La esperanza cristiana es la capacidad de comenzar una nueva vida. Si algo identifica al


cristianismo es identificar un comienzo donde otros ven muerte y fracaso. Dar razón de
nuestra fe y de nuestra esperanza hoy apunta a proponer una teología contextual que pueda
iluminar los caminos de los creyentes en esta sociedad oscurecida por el egoísmo. De
forma urgente se tendría que recordar que el amor en perspectiva cristiana es posibilidad de
reconciliación, de perdón, de sanación, que va más allá de cualquier justicia, porque es
amor desmesurado y desmedido en su don. Creo que sin recuperar una dosis generosa de
esta forma de amor, la paz entre los colombianos será distante porque una sociedad
entregada a la violencia durante generaciones necesita para su restitución y curación amor
sin restricciones, amor inagotable, amor divino.

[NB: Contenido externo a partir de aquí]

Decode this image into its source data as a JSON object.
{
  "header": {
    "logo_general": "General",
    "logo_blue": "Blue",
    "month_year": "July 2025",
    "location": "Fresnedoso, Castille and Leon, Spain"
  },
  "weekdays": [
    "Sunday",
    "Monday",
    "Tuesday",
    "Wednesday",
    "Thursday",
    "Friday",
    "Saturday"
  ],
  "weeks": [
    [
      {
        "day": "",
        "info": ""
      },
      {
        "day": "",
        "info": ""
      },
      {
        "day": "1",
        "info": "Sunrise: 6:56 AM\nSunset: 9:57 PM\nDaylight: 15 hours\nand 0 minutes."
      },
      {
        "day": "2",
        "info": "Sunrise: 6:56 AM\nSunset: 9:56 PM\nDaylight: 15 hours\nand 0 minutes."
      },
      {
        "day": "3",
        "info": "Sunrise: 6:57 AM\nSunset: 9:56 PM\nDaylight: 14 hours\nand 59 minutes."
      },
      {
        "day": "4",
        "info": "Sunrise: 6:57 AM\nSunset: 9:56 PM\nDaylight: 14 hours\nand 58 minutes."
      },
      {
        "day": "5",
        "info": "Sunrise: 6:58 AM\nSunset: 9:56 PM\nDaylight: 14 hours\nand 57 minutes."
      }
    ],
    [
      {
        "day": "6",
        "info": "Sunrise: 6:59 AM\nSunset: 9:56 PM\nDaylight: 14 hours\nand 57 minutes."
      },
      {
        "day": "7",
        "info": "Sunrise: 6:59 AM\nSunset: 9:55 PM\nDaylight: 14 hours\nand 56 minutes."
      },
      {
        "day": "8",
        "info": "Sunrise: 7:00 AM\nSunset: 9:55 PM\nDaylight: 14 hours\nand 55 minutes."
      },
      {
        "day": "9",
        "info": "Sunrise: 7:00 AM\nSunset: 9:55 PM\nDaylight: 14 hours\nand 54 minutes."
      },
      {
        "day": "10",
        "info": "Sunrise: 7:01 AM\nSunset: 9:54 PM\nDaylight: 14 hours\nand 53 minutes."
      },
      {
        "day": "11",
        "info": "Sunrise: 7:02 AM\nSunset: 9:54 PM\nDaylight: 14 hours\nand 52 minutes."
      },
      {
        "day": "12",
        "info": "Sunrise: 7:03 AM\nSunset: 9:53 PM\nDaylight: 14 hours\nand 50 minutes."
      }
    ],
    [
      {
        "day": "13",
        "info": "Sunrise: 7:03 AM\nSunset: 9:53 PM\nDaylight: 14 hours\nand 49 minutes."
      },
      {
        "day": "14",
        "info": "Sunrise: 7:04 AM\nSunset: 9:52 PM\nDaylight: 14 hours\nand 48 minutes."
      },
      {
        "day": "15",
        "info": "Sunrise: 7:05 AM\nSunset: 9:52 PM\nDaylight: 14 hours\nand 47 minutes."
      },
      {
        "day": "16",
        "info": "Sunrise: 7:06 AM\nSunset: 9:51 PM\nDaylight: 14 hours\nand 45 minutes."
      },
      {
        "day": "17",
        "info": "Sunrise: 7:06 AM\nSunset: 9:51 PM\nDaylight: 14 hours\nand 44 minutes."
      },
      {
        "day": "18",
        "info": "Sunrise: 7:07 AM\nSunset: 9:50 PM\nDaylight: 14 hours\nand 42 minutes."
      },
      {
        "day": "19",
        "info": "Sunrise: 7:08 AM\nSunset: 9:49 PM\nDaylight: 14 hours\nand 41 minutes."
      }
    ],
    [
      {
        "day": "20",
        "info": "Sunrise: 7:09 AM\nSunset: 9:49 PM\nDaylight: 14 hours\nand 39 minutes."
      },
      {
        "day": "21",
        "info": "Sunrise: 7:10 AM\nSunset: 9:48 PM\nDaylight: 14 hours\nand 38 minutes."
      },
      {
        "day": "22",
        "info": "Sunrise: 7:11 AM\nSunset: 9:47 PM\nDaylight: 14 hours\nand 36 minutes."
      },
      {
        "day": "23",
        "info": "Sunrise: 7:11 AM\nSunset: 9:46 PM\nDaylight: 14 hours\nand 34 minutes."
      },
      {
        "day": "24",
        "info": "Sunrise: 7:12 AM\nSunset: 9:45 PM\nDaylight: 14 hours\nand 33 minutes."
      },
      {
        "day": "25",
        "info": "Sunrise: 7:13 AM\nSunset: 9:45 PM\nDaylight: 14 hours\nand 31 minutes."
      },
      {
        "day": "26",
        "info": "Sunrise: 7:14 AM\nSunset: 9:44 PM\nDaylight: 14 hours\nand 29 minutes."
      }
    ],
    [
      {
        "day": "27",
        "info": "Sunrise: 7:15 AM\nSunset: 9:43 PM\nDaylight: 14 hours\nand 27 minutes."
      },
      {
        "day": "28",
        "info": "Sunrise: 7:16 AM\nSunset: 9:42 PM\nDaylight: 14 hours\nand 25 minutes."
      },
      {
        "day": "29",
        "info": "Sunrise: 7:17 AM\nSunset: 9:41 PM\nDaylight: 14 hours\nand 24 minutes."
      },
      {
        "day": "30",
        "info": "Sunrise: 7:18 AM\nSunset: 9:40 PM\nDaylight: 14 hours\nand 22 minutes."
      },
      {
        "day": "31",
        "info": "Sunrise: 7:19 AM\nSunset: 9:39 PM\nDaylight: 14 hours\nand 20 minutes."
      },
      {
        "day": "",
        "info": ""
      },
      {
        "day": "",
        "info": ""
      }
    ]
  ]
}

Este amor es una praxis, un amor activo
que se compromete vitalmente en la transformación de las estructuras y de las instituciones
que desencadenan la desigualdad social y la pobreza de las mayorías. Rechazando toda
violencia, asume la consigna de las víctimas y excluidos para promover instituciones y
organizaciones humanas inclusivas, participativas, igualitarias. Este amor comprometido y
activo en la transformación social tiene la certeza de que es una ilusión creer que puedan
llevarse a cabo cambios en una sociedad sin que la vida de las personas este involucrada en
ellos. En esta dirección, habría que recordar que sólo se transforman sociedades si se logra
a la vez comprender y transformar el corazón, el pensamiento, los deseos de las personas
particulares y concretas.

Dar razón de nuestra esperanza hoy significa proponer teologías que esclarezcan y
promuevan un cristianismo auténtico que libere el poder de Dios en la vida de los seres
humanos forjando simultáneamente el comienzo de una nueva sociedad. Dar razón de
nuestra esperanza hoy significa proclamar la presencia de Dios, a quien nadie ha visto
nunca, en el amor entre los seres humanos.